それだけでも澪都の体温は上昇する。本人は認めたくないのだが、上昇してしまうのだから、言い訳も必要無い。
「何故だ?」
「だって、澪都さん………いつも壁があるみたいでした。僕達が居る時は笑っていて、一人の時は凄く寂しそうな表情をして………。」
「一人で笑っている方が不気味だろ?」
話の核心を突いて欲しくないのだ。今は和やかで気さくな人だが、やはり暗殺者時代から抜けない癖もある。

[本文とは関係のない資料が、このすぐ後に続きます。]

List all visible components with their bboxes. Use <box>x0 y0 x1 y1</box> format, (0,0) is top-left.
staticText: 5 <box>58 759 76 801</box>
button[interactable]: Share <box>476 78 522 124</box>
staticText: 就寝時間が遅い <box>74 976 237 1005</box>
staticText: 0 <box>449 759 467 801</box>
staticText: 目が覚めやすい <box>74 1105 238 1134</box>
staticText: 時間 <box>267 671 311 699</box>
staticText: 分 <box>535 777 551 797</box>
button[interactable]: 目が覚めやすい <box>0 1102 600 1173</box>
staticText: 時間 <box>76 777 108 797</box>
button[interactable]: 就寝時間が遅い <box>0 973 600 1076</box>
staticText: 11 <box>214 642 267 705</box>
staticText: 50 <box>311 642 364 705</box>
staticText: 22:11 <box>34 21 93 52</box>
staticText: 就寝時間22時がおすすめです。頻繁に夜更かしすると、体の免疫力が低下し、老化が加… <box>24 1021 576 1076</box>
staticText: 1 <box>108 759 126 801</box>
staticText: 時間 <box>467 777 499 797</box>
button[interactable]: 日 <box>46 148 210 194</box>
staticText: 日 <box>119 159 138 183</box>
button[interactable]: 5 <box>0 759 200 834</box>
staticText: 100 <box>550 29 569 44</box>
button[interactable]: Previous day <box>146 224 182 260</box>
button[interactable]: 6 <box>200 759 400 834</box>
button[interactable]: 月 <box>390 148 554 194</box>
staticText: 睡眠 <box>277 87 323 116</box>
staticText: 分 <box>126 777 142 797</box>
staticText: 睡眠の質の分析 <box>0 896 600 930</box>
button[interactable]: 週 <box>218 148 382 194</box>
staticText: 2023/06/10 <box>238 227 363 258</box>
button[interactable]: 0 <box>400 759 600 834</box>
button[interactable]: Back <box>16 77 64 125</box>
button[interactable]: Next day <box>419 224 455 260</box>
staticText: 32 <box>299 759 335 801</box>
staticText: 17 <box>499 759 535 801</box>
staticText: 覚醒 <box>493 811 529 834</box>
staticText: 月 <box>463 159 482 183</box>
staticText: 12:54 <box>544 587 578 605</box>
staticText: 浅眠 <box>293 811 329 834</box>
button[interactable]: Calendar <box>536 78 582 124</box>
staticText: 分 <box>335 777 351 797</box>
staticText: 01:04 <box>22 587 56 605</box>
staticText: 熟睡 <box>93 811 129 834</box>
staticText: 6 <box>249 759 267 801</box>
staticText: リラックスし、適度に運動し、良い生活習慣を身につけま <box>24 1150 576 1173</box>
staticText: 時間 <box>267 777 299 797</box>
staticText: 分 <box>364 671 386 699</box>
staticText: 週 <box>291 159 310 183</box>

「澪都さん、僕達が居る時に悲しそうな顔は絶対にしませんでした。それは暗殺者時代、喜怒哀楽の怒りと哀しみを欠落させたからではないのですか?あの時も笑っている所を見たのはとても少ない。それは澪都さんが自分の弱い所を見せたくないと壁を作っていたのではないのですか!?」
春澪の推理は的中している。
どんな事が起きても、例え大事な人と死に別れたとしても、哀しみだけは見せたくなかった。
それが暗殺者に於ける絶対的な条件である。
《自身の弱みを見つけられるべからず》
だから、感情を封じ込めていた。
だから、言葉を選び、怒りも哀しみも見せずに喜んで、楽しむ事だけに集中してきた。
でも………。
「じゃあ………その壁を破壊したのは誰かってのも分かるよな?」
振り向いた澪都の瞳は暗殺者の時と同じだった。
瞳の奥は深くて、秘密を隠す為に自身を偽り続けて来た憐れな少年。
人を殺しても、仲間と居ても、春澪と一緒の時も闇を抱えた少年のまま。
どんなに月日が流れても、壁を作り続け、決して崩す事のなかった仮面。
「仮面も壁も………春澪が居たから今の俺が居るんだ。でも、全ての真実を話す為には、まだ信頼出来ない。」
信じては裏切られ、安心すれば襲われ、油断すれば殺される。
そんな世界で生きていた澪都には本来、感情の存在そのものが必要無かった。
だが、それを与えてくれたのが春澪だった。
それは、共感出来る世界で生き続けていたからだ。
ホムンクルスは化け物扱い、幼少も小学の時も忌み嫌われていた。
ホムンクルスは化け物だと、創られた命だと、変に関われば犠牲になるとクラスメートの親にも言われた事がある。
ならば、全ての世の中の秩序を正す為に澪都は暗殺者になったのだ。